Jadi, ada dua orang yang terlibat di sini. Si penjudi, setiap kali dia melewati batu tersebut, dia merasa buruk, bersalah. Dan si fakir yang meletakkan batu di sana, merasa sangat marah dan lebih kesal terhadap penjudi itu, sepertinya dia tidak berubah! “Hari ini saya tetap harus menaruh batu lain untuknya.” Dan dia sangat marah, perasaan yang negatif. Benar-benar suka turut campur. Pulang ke rumah bermeditasi, mungkin lebih baik baginya. Tetapi tidak, dia menunggu di depan rumah itu seharian, sehingga bisa melihat penjudi itu datang dan pergi. Karena pria itu tidak selalu pergi pada waktu yang tetap, saya pikir tidak. Judi tidak seperti sebuah pekerjaan, bukan? Bukan seperti Anda masuk kerja dari pukul 8 dan pulang kerja pukul 5. Tidak. Jadi fakir tersebut harus berdiri di depan rumah pria penjudi itu atau duduk di depan rumahnya sepanjang hari, menunggu hingga dia pergi, menunggu hingga dia pulang. Oleh karena itu, tentu saja, dia juga marah. Duduk dalam cuaca dingin seperti itu, menunggu di luar. Bukan hanya dia merasa marah kepada si penjudi, tetapi juga karena dia merasakan suatu perasaan senang! Karena dia mencatat dosa orang lain, merasa bahwa dia amat baik, amat suci dan orang itu amat berdosa dan dia sedang melakukan pekerjaan yang benar, mencatat tindakan berdosa dari orang lain dan dia juga merasakan kesenangan. Marah kepada penjudi itu, tetapi merasa baik tentang dirinya sendiri, bangga.

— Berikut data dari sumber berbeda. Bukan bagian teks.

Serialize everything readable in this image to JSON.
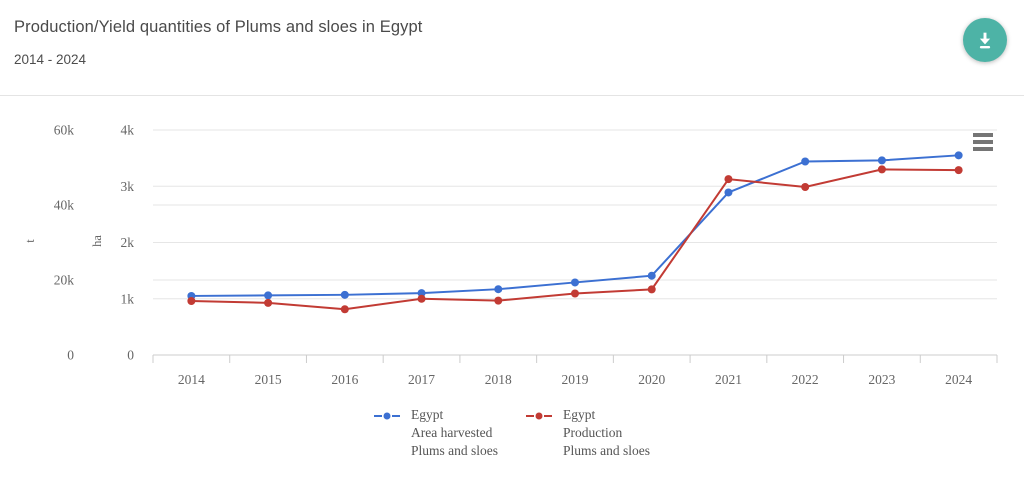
{
  "header": {
    "title": "Production/Yield quantities of Plums and sloes in Egypt",
    "subtitle": "2014 - 2024"
  },
  "controls": {
    "download_icon": "download-arrow-to-bar",
    "context_menu_icon": "hamburger"
  },
  "colors": {
    "accent_teal": "#4DB3A6",
    "series_blue": "#3C70D2",
    "series_red": "#C23B34",
    "gridline": "#e6e6e6",
    "axis_line": "#cccccc",
    "text_gray": "#666666"
  },
  "chart_data": {
    "type": "line",
    "title": "Production/Yield quantities of Plums and sloes in Egypt",
    "subtitle": "2014 - 2024",
    "grid": true,
    "legend_position": "bottom",
    "categories": [
      "2014",
      "2015",
      "2016",
      "2017",
      "2018",
      "2019",
      "2020",
      "2021",
      "2022",
      "2023",
      "2024"
    ],
    "y_axes": [
      {
        "id": "t",
        "title": "t",
        "max": 60000,
        "ticks": [
          [
            "0",
            0
          ],
          [
            "20k",
            20000
          ],
          [
            "40k",
            40000
          ],
          [
            "60k",
            60000
          ]
        ]
      },
      {
        "id": "ha",
        "title": "ha",
        "max": 4000,
        "ticks": [
          [
            "0",
            0
          ],
          [
            "1k",
            1000
          ],
          [
            "2k",
            2000
          ],
          [
            "3k",
            3000
          ],
          [
            "4k",
            4000
          ]
        ]
      }
    ],
    "series": [
      {
        "name": "Egypt Area harvested Plums and sloes",
        "legend_lines": [
          "Egypt",
          "Area harvested",
          "Plums and sloes"
        ],
        "axis": "ha",
        "color": "#3C70D2",
        "unit": "ha",
        "values": [
          1050,
          1060,
          1070,
          1100,
          1170,
          1290,
          1410,
          2890,
          3440,
          3460,
          3550
        ]
      },
      {
        "name": "Egypt Production Plums and sloes",
        "legend_lines": [
          "Egypt",
          "Production",
          "Plums and sloes"
        ],
        "axis": "t",
        "color": "#C23B34",
        "unit": "t",
        "values": [
          14400,
          13900,
          12200,
          15000,
          14500,
          16400,
          17500,
          46900,
          44800,
          49500,
          49300
        ]
      }
    ]
  }
}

Bisnis batu itu berlangsung selama 20 tahun! Mereka berdua sangat, sangat gigih. Yang satu sangat gigih dalam berjudi dan yang satunya gigih dalam mencatat kebiasaan si penjudi. Jika kalian begitu gigih seperti itu, kalian akan segera menjadi Buddha. Sekarang si penjudi, tiap kali dia melewati batu-batu tersebut, dia memikirkan tentang dirinya. Dia berpikir mengenai bagaimana dia bisa mengubah kebiasaannya, mengubah hidupnya dan menjadi lebih baik. Tetapi, dia berpikir mengenai dirinya sendiri bahwa dia adalah orang yang berdosa. Dia amat buruk. Dia bahkan tidak memahami kebaikan. Dia berharap bahwa dia bisa memahami kebaikan. Lalu dia merasa bahwa orang suci di sana itu, betapa baiknya dia dalam bekerja demi penebusannya, demi dosanya. Dan dia selalu berpikir: “Tidakkah akan lebih baik, betapa baiknya jika saya menjadi seperti dirinya.” Seperti si fakir suci itu. “Tapi saya bahkan tidak merasa bahwa saya bisa bertobat. Saya bahkan tak bisa bertobat dan mengubah hidup saya, apalagi menjadi seperti dirinya. Karena tempatnya – maksudnya tempat fakir itu – sungguh tinggi, tinggi, tinggi, tinggi di Surga dimana saya tidak pernah bermimpi untuk bisa menyentuh kakinya! Dan dia pastilah yang terpilih di antara orang-orang suci pilihan di Surga. Jika dia meninggalkan dunia ini setelah meninggal, si fakir pastilah akan duduk di antara orang-orang pilihan di surga.” Dia memikirkan semua kebaikan tentang fakir itu dan merasa malu pada dirinya sendiri setiap hari, tapi terus saja melakukannya, karena dia semacam terdorong untuk berjudi. Ketagihan. Tak bisa berhenti.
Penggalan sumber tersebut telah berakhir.